The Business of Friendship

Chrystan (Fuller ’04) Ferrell

Sarah Greenwood (pictured) founded The Language Project, a company that teaches foreign languages to children through small-group immersion classes, in Spain. Former soccer teammate Chrystan Ferrell became a partner and helped expand the firm in the U.S.

Sarah Greenwood ’05 and Chrystan (Fuller ‘04) Ferrell have gone from best friends and Red Raider teammates sharing ideas across the soccer field to business partners sharing ideas “across the pond.”

Co-owners of a growing language acquisition company, The Language Project (TLP), Greenwood, of Sevilla, Spain, and Ferrell, of Kansas City, Mo., are passionate about helping children learn different languages through small-group immersion classes. TLP uses games, music and play to teach languages to kids from 12 months to 11 years old in after-school clubs, daycares and in-home programs.

The company is the fulfillment of an entrepreneurial dream Greenwood developed during her study abroad semester in Spain. Launching TLP in 2009 in Spain, she hoped to someday expand to the United States. That dream became a reality when Ferrell, who directed a large childcare facility, offered to pilot the program in her center in 2012. Seeing the results, she was sold and soon became a partner in the company, which now serves 45 locations across five states.

Greenwood and Ferrell, both married with children, say their partnership is a lot like a marriage. “You have to be committed every single day to one another,” Ferrell said. “It has really deepened our relationship.”


He’s Got Game

Jenni (Sybesma ’09) Ochsner

Journalist and basketball fanatic Tom Westerholm is making a career out of covering his favorite team, the Boston Celtics, gaining attention as one of the team’s official bloggers for ESPN.

Celtics superfan Tom Westerholm ’13 has written his ticket from couch to courtside sports reporting.

While in college and writing for classes and an online magazine he helped establish, the writing, rhetoric and journalism student also started writing about basketball, contributing to blogs for his two favorite teams, the Minnesota Timberwolves and the Boston Celtics.

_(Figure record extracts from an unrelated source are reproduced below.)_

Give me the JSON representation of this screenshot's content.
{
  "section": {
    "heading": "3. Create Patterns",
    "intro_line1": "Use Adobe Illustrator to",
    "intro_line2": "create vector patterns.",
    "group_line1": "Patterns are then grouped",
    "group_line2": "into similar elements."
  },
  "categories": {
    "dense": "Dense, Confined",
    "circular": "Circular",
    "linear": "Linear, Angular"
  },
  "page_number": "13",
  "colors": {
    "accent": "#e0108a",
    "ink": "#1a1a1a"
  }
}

After graduation, Westerholm worked as a newspaper journalist by day and blogged about basketball by night, capturing the attention of ESPN’s TrueHoop network, which hosts team blogs and publishes select entries in their “Daily Dime” coverage of the NBA. Westerholm was added to the list of official bloggers for celticshub.com and makes an occasional appearance in the “Daily Dime,” which is worth more than a few extra dimes in his paycheck.

With games nearly every weekend and at least two nights most weeks from November to June, Westerholm drafts around seven blog posts per week, speculating about the Celtics’ prospects and marveling about the moves of point guard Rajon Rondo.

Just before March Madness (Westerholm tunes in for NCAA play too), he and his wife moved from Orange City to Springfield, Mass., where he was recently hired to cover sports for MassLive.com, a leading New England news source.

Westerholm’s new job is a hoop dream: In addition to a press pass for area high school games, he now has credentials for in-person reporting on Beantown’s team in green.